Il negozio delle maschere dei pensieri e delle emozioni

Il negozio delle maschere dei pensieri e delle emozioni

Il ricordo di quella sera è vivido nel mio animo. Pioveva molto forte. Uscita dal pub, dopo l’ennesima partita di calcio del Mondiale, un calice di vino di troppo, e tutti gli ululati, Eeehh, Oohhhhh, Uuuuuuu, goal! degli astanti tifosi o curiosi presenti, che si confondevano con i festanti, in parte mascherati, del gay pride mi travolsero come il turbine di un uragano in piena attività.
Uscita senza impermeabile e senza ombrello per una via del centro città, mi stavo inzuppando d’acqua, come un pulcino. E cosi, per ripararmi, mi fermai sotto una tettoia. Davanti mi apparve un negozio che non avevo mai notato.
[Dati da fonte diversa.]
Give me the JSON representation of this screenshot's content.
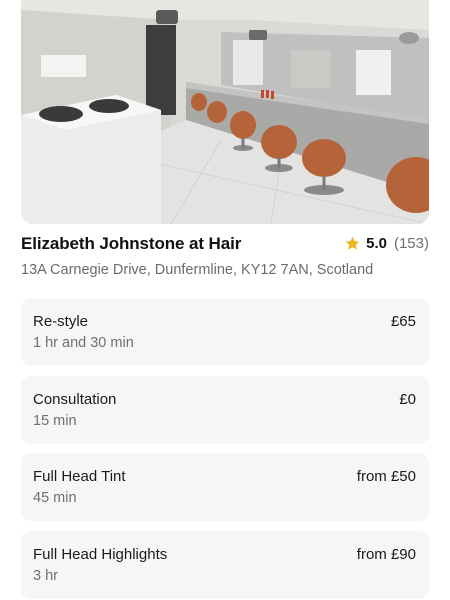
{
  "hero": {
    "icon": "salon-photo"
  },
  "venue": {
    "name": "Elizabeth Johnstone at Hair",
    "rating": {
      "score": "5.0",
      "count": "(153)",
      "star_color": "#f2b51c"
    },
    "address": "13A Carnegie Drive, Dunfermline, KY12 7AN, Scotland"
  },
  "services": [
    {
      "name": "Re-style",
      "duration": "1 hr and 30 min",
      "price": "£65"
    },
    {
      "name": "Consultation",
      "duration": "15 min",
      "price": "£0"
    },
    {
      "name": "Full Head Tint",
      "duration": "45 min",
      "price": "from £50"
    },
    {
      "name": "Full Head Highlights",
      "duration": "3 hr",
      "price": "from £90"
    }
  ],
  "colors": {
    "card_background": "#f6f6f6",
    "secondary_text": "#6b6b6b",
    "chair_leather": "#b5643a"
  }
}
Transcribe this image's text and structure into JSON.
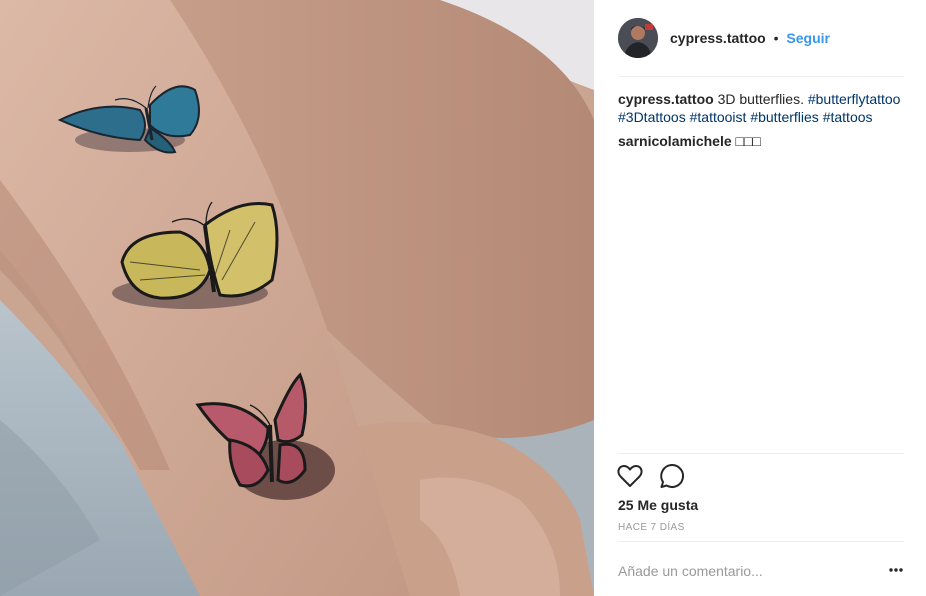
{
  "post": {
    "username": "cypress.tattoo",
    "separator": "•",
    "follow_label": "Seguir",
    "caption": {
      "username": "cypress.tattoo",
      "text": " 3D butterflies. ",
      "hashtags": [
        "#butterflytattoo",
        "#3Dtattoos",
        "#tattooist",
        "#butterflies",
        "#tattoos"
      ]
    },
    "comment": {
      "username": "sarnicolamichele",
      "text": " □□□"
    },
    "likes_label": "25 Me gusta",
    "time_label": "HACE 7 DÍAS",
    "comment_placeholder": "Añade un comentario..."
  },
  "icons": {
    "like": "heart-icon",
    "comment": "speech-bubble-icon",
    "more": "more-options-icon"
  },
  "colors": {
    "accent": "#3897f0",
    "hashtag": "#003569",
    "muted": "#999999",
    "divider": "#efefef"
  }
}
Doveva essere nuovo. Da quanto lo avevano aperto? Mi colpì la strana insegna. Su fondo bianco sbiadito, campeggiava una scritta blu fosforescente: “Il negozio delle maschere di esseri umani che bisbigliano pensieri”. Certo il negozio era elegante, tutto illuminato, con le solite belle signorine come commesse, un neon azzurro, e quello che doveva essere il proprietario, un uomo sulla quarantina grasso e pelato, al PC su un banco al fondo del negozio. Dentro il negozio non c’erano oggetti, ma, semplicemente, maschere come sagome di uomini, donne, bambini, di tutti i tipi e razze, con diverse espressioni sul viso. Chi di gioia, chi di sofferenza. Alcuni mi pareva di averli conosciuti personalmente (o forse li avevo visti in televisione o al cinema?). Ma che ci faceva il mio volto in quella vetrina? Che diamine! Che storia era questa? Entrai d’ impeto nel negozio per chiedere spiegazioni.

“Buonasera, posso aiutarla?”, mi chiese la scultorea commessa che mi venne incontro. Fui colta da una inquietudine palpabile. Di colpo temetti che attraverso i miei occhi la commessa leggesse il mio pensiero o, peggio ancora, riuscisse a scrutare gli angoli remoti della mia mente. In quell’attimo ecco che, proprio in fondo alla vetrina dove era esposta la mia maschera, ne apparse un’ altra, che mi rappresentava con un sorriso ebete. Forse perché avevo pensato che tutta questa situazione fosse surreale e risibile? Chiesi dunque di parlare con il direttore: volevo capire cosa stava succedendo. Per un attimo credetti di essere impazzita. Eppure sembrava tutto così reale! Tremante (avevo esagerato con il vino?), continuai a osservare le maschere esposte e mi parve che ognuna di esse bisbigliasse piano piano. Fui presa dal panico ed ecco che, di colpo, un’ altra maschera con il mio volto, dall’espressione terrorizzata, apparve accanto alla precedente. Notai che, man mano che entravano nel negozio clienti, maschere con il loro volto, si aggiungevano alle precedenti, nel delirio più totale. Sotto a ciascuna maschera non comparivano prezzi, ma una scritta campeggiava a caratteri cubitali: “Pensieri ad alta voce”. Immersa nei miei complessi stati d’animo, fui scossa da una voce profonda, roca e vagamente tetra. Il direttore! “Benvenuta Elena, ti stavamo aspettando da tempo. Tu pensi troppo e noi, in magazzino, abbiamo già accumulato ben centomila maschere che ti rappresentano. Devi imparare a spegnere il cervello, di tanto in tanto, o il nostro deposito esploderà!”

Fu allora che compresi di essere giunta nel negozio delle emozioni, dei pensieri reconditi, dei segreti che a nessuno avrei voluto svelare. Mi accorsi che lì si trovavano anche i pensieri che credevo smarriti o dimenticati. Svenni rumorosamente tra le sue braccia muscolose. Mi ritrovai non so quanto tempo dopo sulla strada, la luna piena che splendeva limpida nel cielo e il tram che arrivava. Mi alzai, finalmente, senza più pensare. Il cervello alleggerito. Privo delle sensazioni angoscianti che quotidianamente, da anni, gravavano come macigni sull’anima. Con la sensazione inebriante di vuoto salii sul tram, verso una destinazione ignota, verso l’oblìo. E la certezza di aver intrapreso il percorso verso la guarigione.